Moist and flavorful pumpkin protein muffins perfect for a high-protein fall snack or breakfast. These are easy to meal prep and freeze for busy weeks.
Author:purejoyalex
Prep Time:15 min
Cook Time:20 min
Total Time:35 min
Yield:12 muffins 1x
Category:Breakfast
Method:Baking
Cuisine:American
Diet:Vegetarian
Ingredients
Scale
1 and 3/4 cups all-purpose flour
1 cup unsweetened protein powder (vanilla or unflavored)
1 teaspoon baking soda
1/2 teaspoon baking powder
1 teaspoon pumpkin pie spice
1/2 teaspoon cinnamon
1/4 teaspoon nutmeg
1/4 teaspoon ground cloves
1/2 teaspoon salt
1 cup pumpkin puree
1/2 cup unsweetened applesauce
1/2 cup Greek yogurt (plain)
1/3 cup maple syrup
1/4 cup melted coconut oil
2 large eggs
1 teaspoon vanilla extract
1/2 cup chopped pecans or walnuts (optional)
Instructions
Preheat your oven to 350°F (175°C). Line a 12-cup muffin tin with paper liners or grease it well.
In a large bowl, whisk together the flour, protein powder, baking soda, baking powder, pumpkin pie spice, cinnamon, nutmeg, cloves, and salt.
In a separate medium bowl, whisk together the pumpkin puree, applesauce, Greek yogurt, maple syrup, melted coconut oil, eggs, and vanilla extract until well combined.
Pour the wet ingredients into the dry ingredients and stir until just combined. Do not overmix.
Fold in the chopped nuts, if using.
Divide the batter evenly among the prepared muffin cups, filling each about two-thirds full.

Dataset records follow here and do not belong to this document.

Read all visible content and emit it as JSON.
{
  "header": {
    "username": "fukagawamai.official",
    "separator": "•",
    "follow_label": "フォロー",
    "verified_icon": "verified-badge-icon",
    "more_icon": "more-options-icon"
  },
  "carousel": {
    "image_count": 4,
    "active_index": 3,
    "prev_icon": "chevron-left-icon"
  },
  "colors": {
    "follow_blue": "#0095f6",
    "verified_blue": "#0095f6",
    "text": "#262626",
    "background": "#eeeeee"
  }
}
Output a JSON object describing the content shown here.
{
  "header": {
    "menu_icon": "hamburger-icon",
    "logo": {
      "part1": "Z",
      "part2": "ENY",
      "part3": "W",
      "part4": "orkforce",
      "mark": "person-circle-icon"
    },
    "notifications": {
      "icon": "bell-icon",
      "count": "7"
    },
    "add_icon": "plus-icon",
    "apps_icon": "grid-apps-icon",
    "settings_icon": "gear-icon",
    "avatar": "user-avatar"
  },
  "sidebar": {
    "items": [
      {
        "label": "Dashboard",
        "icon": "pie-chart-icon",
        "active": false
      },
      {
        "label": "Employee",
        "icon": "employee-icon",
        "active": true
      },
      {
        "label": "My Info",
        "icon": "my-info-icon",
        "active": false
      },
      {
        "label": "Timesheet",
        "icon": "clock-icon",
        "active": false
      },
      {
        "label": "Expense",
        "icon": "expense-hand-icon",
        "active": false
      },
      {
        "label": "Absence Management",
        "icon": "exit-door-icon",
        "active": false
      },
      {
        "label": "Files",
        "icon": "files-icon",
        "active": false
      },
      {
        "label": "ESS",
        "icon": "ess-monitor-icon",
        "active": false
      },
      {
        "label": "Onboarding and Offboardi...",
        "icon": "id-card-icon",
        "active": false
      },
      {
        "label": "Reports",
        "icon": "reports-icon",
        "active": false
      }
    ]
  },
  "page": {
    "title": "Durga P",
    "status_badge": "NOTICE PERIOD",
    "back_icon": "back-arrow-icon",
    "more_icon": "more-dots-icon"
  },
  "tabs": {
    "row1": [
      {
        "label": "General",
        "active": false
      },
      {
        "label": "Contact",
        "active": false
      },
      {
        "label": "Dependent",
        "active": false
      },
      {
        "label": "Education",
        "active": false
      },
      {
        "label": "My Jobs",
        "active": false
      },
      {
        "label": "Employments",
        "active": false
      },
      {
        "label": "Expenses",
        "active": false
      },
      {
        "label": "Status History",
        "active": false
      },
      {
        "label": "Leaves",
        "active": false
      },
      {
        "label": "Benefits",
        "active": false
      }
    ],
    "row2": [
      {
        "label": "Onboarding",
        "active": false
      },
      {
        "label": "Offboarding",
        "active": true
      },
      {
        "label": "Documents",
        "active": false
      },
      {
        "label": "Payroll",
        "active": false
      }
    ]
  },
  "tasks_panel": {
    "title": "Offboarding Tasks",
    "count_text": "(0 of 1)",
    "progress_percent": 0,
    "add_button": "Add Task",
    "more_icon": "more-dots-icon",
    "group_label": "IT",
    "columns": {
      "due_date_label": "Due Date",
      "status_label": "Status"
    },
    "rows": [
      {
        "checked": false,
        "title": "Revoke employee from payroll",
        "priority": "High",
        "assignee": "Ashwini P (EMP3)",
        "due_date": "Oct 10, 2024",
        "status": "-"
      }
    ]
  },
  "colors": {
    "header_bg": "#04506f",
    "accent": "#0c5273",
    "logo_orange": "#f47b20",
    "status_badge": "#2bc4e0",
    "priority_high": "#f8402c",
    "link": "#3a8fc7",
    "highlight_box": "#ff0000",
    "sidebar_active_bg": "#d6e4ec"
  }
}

Bake for 18-22 minutes, or until a toothpick inserted into the center of a muffin comes out clean.
Let the muffins cool in the tin for a few minutes before transferring them to a wire rack to cool completely.
Notes
For best results, use a good quality protein powder.
You can substitute almond flour for half of the all-purpose flour for a slightly different texture.
These muffins freeze well. Store them in an airtight container in the freezer for up to 3 months. Thaw at room temperature or microwave briefly.
These are great for meal planning and can be a healthy fall snack.